Cassation Bench Review
The Cassation Bench reviewed the background of the dispute, the written submissions, the applicant’s arguments, and the decisions of the Arbitration Panel and the Regional Supreme Court.
It is undisputed that the seventh respondent, as the first defendant, was awarded the tender to supply various office equipment, and a contract for Birr 468,540 was entered into, based on specified quality criteria.
The Arbitration Panel confirmed that the seventh respondent received the full contract amount of Birr 468,540 as an advance payment, secured by the applicant’s advance payment guarantee. The Arbitration Panel found that the seventh respondent delivered office equipment worth Birr 73,800 that met quality standards, but the remaining goods, valued at Birr 394,740, failed to meet specifications. Consequently, the seventh respondent was held liable for non-performance.

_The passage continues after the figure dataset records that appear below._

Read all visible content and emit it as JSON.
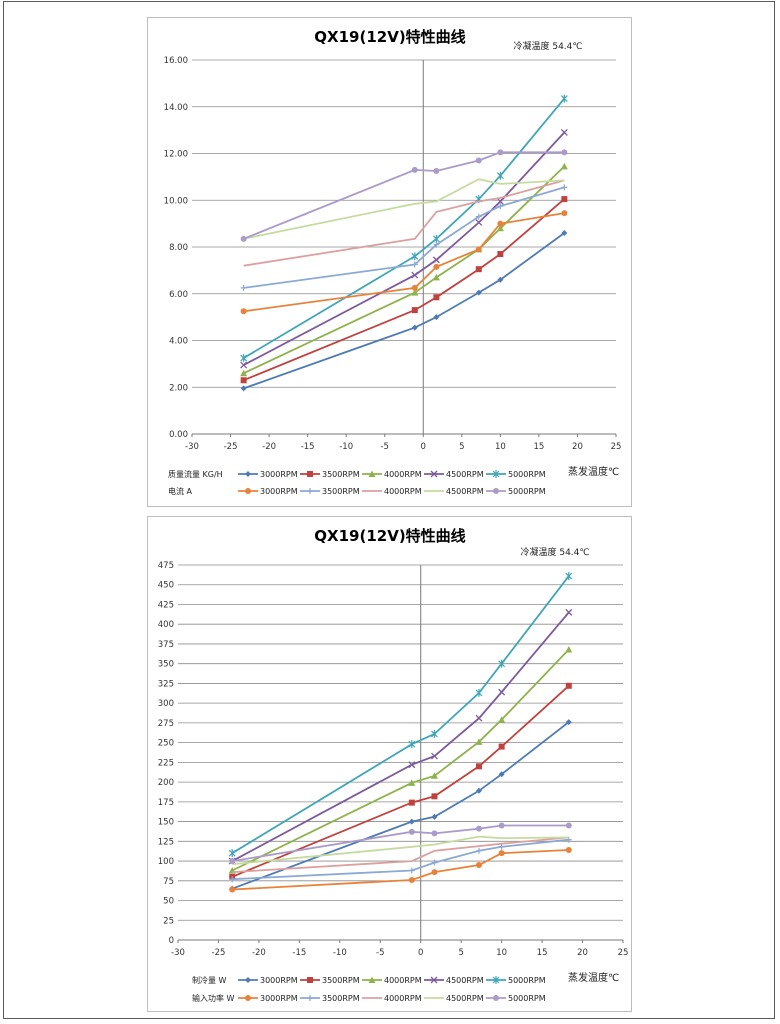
{
  "chart_data": [
    {
      "type": "line",
      "title": "QX19(12V)特性曲线",
      "annotation": "冷凝温度 54.4℃",
      "xlabel": "蒸发温度℃",
      "ylabel": "",
      "xlim": [
        -30,
        25
      ],
      "ylim": [
        0,
        16
      ],
      "x_ticks": [
        "-30",
        "-25",
        "-20",
        "-15",
        "-10",
        "-5",
        "0",
        "5",
        "10",
        "15",
        "20",
        "25"
      ],
      "y_ticks": [
        "0.00",
        "2.00",
        "4.00",
        "6.00",
        "8.00",
        "10.00",
        "12.00",
        "14.00",
        "16.00"
      ],
      "grid": true,
      "legend_groups": [
        {
          "label": "质量流量  KG/H",
          "series": [
            0,
            1,
            2,
            3,
            4
          ]
        },
        {
          "label": "电流 A",
          "series": [
            5,
            6,
            7,
            8,
            9
          ]
        }
      ],
      "series": [
        {
          "name": "3000RPM",
          "color": "#4f7bb5",
          "marker": "diamond",
          "x": [
            -23.3,
            -1.1,
            1.7,
            7.2,
            10,
            18.3
          ],
          "y": [
            1.95,
            4.55,
            5.0,
            6.05,
            6.6,
            8.6
          ]
        },
        {
          "name": "3500RPM",
          "color": "#c0413e",
          "marker": "square",
          "x": [
            -23.3,
            -1.1,
            1.7,
            7.2,
            10,
            18.3
          ],
          "y": [
            2.3,
            5.3,
            5.85,
            7.05,
            7.7,
            10.05
          ]
        },
        {
          "name": "4000RPM",
          "color": "#8eb34b",
          "marker": "triangle",
          "x": [
            -23.3,
            -1.1,
            1.7,
            7.2,
            10,
            18.3
          ],
          "y": [
            2.6,
            6.05,
            6.7,
            7.9,
            8.8,
            11.45
          ]
        },
        {
          "name": "4500RPM",
          "color": "#7d5a9e",
          "marker": "x",
          "x": [
            -23.3,
            -1.1,
            1.7,
            7.2,
            10,
            18.3
          ],
          "y": [
            2.95,
            6.8,
            7.45,
            9.05,
            9.95,
            12.9
          ]
        },
        {
          "name": "5000RPM",
          "color": "#3fa6b8",
          "marker": "asterisk",
          "x": [
            -23.3,
            -1.1,
            1.7,
            7.2,
            10,
            18.3
          ],
          "y": [
            3.25,
            7.6,
            8.35,
            10.05,
            11.05,
            14.35
          ]
        },
        {
          "name": "3000RPM",
          "color": "#e8823a",
          "marker": "circle",
          "x": [
            -23.3,
            -1.1,
            1.7,
            7.2,
            10,
            18.3
          ],
          "y": [
            5.25,
            6.25,
            7.15,
            7.9,
            9.0,
            9.45
          ]
        },
        {
          "name": "3500RPM",
          "color": "#8ca8d4",
          "marker": "plus",
          "x": [
            -23.3,
            -1.1,
            1.7,
            7.2,
            10,
            18.3
          ],
          "y": [
            6.25,
            7.25,
            8.1,
            9.3,
            9.75,
            10.55
          ]
        },
        {
          "name": "4000RPM",
          "color": "#dba0a0",
          "marker": "none",
          "x": [
            -23.3,
            -1.1,
            1.7,
            7.2,
            10,
            18.3
          ],
          "y": [
            7.2,
            8.35,
            9.5,
            9.95,
            10.1,
            10.85
          ]
        },
        {
          "name": "4500RPM",
          "color": "#c5dba0",
          "marker": "none",
          "x": [
            -23.3,
            -1.1,
            1.7,
            7.2,
            10,
            18.3
          ],
          "y": [
            8.35,
            9.85,
            9.95,
            10.9,
            10.7,
            10.85
          ]
        },
        {
          "name": "5000RPM",
          "color": "#ab9bca",
          "marker": "circle",
          "x": [
            -23.3,
            -1.1,
            1.7,
            7.2,
            10,
            18.3
          ],
          "y": [
            8.35,
            11.3,
            11.25,
            11.7,
            12.05,
            12.05
          ]
        }
      ]
    },
    {
      "type": "line",
      "title": "QX19(12V)特性曲线",
      "annotation": "冷凝温度 54.4℃",
      "xlabel": "蒸发温度℃",
      "ylabel": "",
      "xlim": [
        -30,
        25
      ],
      "ylim": [
        0,
        475
      ],
      "x_ticks": [
        "-30",
        "-25",
        "-20",
        "-15",
        "-10",
        "-5",
        "0",
        "5",
        "10",
        "15",
        "20",
        "25"
      ],
      "y_ticks": [
        "0",
        "25",
        "50",
        "75",
        "100",
        "125",
        "150",
        "175",
        "200",
        "225",
        "250",
        "275",
        "300",
        "325",
        "350",
        "375",
        "400",
        "425",
        "450",
        "475"
      ],
      "grid": true,
      "legend_groups": [
        {
          "label": "制冷量 W",
          "series": [
            0,
            1,
            2,
            3,
            4
          ]
        },
        {
          "label": "输入功率 W",
          "series": [
            5,
            6,
            7,
            8,
            9
          ]
        }
      ],
      "series": [
        {
          "name": "3000RPM",
          "color": "#4f7bb5",
          "marker": "diamond",
          "x": [
            -23.3,
            -1.1,
            1.7,
            7.2,
            10,
            18.3
          ],
          "y": [
            65,
            150,
            156,
            189,
            210,
            276
          ]
        },
        {
          "name": "3500RPM",
          "color": "#c0413e",
          "marker": "square",
          "x": [
            -23.3,
            -1.1,
            1.7,
            7.2,
            10,
            18.3
          ],
          "y": [
            80,
            174,
            182,
            220,
            245,
            322
          ]
        },
        {
          "name": "4000RPM",
          "color": "#8eb34b",
          "marker": "triangle",
          "x": [
            -23.3,
            -1.1,
            1.7,
            7.2,
            10,
            18.3
          ],
          "y": [
            88,
            199,
            208,
            251,
            279,
            368
          ]
        },
        {
          "name": "4500RPM",
          "color": "#7d5a9e",
          "marker": "x",
          "x": [
            -23.3,
            -1.1,
            1.7,
            7.2,
            10,
            18.3
          ],
          "y": [
            100,
            222,
            233,
            281,
            314,
            415
          ]
        },
        {
          "name": "5000RPM",
          "color": "#3fa6b8",
          "marker": "asterisk",
          "x": [
            -23.3,
            -1.1,
            1.7,
            7.2,
            10,
            18.3
          ],
          "y": [
            110,
            248,
            261,
            313,
            350,
            461
          ]
        },
        {
          "name": "3000RPM",
          "color": "#e8823a",
          "marker": "circle",
          "x": [
            -23.3,
            -1.1,
            1.7,
            7.2,
            10,
            18.3
          ],
          "y": [
            64,
            76,
            86,
            95,
            110,
            114
          ]
        },
        {
          "name": "3500RPM",
          "color": "#8ca8d4",
          "marker": "plus",
          "x": [
            -23.3,
            -1.1,
            1.7,
            7.2,
            10,
            18.3
          ],
          "y": [
            77,
            88,
            98,
            113,
            118,
            127
          ]
        },
        {
          "name": "4000RPM",
          "color": "#dba0a0",
          "marker": "none",
          "x": [
            -23.3,
            -1.1,
            1.7,
            7.2,
            10,
            18.3
          ],
          "y": [
            86,
            100,
            113,
            119,
            122,
            130
          ]
        },
        {
          "name": "4500RPM",
          "color": "#c5dba0",
          "marker": "none",
          "x": [
            -23.3,
            -1.1,
            1.7,
            7.2,
            10,
            18.3
          ],
          "y": [
            96,
            118,
            121,
            131,
            129,
            130
          ]
        },
        {
          "name": "5000RPM",
          "color": "#ab9bca",
          "marker": "circle",
          "x": [
            -23.3,
            -1.1,
            1.7,
            7.2,
            10,
            18.3
          ],
          "y": [
            100,
            137,
            135,
            141,
            145,
            145
          ]
        }
      ]
    }
  ]
}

Determinations by the Cassation Bench
1. Liability of the Applicant: It has been established that the seventh respondent, who received the advance payment guarantee from the applicant, is not exempt from liability for contract non-performance and termination. The applicant’s argument of non-liability for the supplier’s failure is without legal merit, disregarding the legal consequences of the issued guarantee.
The applicant’s claim that the respondents (first to sixth) are liable due to their extension of the delivery period until July 25, 1993, is unfounded. The applicant renewed the guarantee on October 19, 1994, with knowledge of the extended original delivery period. Therefore, the Arbitration Panel’s finding that the applicant is jointly and severally liable for the contractual obligations under the guarantee is legally sound.
2. Joint Liability and Payment: The dispute concerns the amount the applicant must pay jointly and severally with the supplier (seventh respondent). The Arbitration Panel determined the supplier failed to deliver goods worth Birr 394,740 out of the advance payment. The applicant’s liability for this amount under the guarantee is upheld as consistent with legal principles.
3. Interest: While the plaintiffs had the right to initiate the lawsuit, the Regional Supreme Court reversed the March 13, 2003, Arbitration Panel decision on July 11, 2004, in Appeal File No. 01-82566. Consequently, the decision to impose nine percent interest from the date the case was filed in regular court is flawed. Instead, the applicant is liable for interest from July 11, 2004, the date of the Regional Supreme Court’s decision.
4. Penalty: Under Article 6 of the contract signed on July 12, 1991, the penalty for non-performance was limited to 0.07% per day for a maximum of seventy days. The Arbitration Panel’s decision to impose a penalty beyond seventy days, calculated from the date of filing until full payment, contravenes the contract terms and Civil Code provisions. Thus, the penalty is restricted to seventy days at the agreed rate of 0.07%.
Modifications to the Arbitration Panel’s Decision
Based on the above findings, the Cassation Bench partially modifies the Arbitration Panel’s decision as follows:
- a. The applicant is liable to pay Birr 394,740 to the plaintiffs for failing to deliver goods as per the contract.
- b. The applicant is liable to pay interest at nine percent on Birr 394,740 from July 11, 2004.
- c. The penalty of 0.07% per day is limited to seventy days, as stipulated in the contract.
Final Orders
The decision of the Arbitration Panel dated July 7, 2007, and the Regional Supreme Court’s decision in File No. 01-38894, dated October 25, 2007, are modified in accordance with the above findings.
The applicant, jointly and severally with the principal debtor (seventh respondent), is ordered to pay the amounts specified under paragraphs 6(a) to 6(c).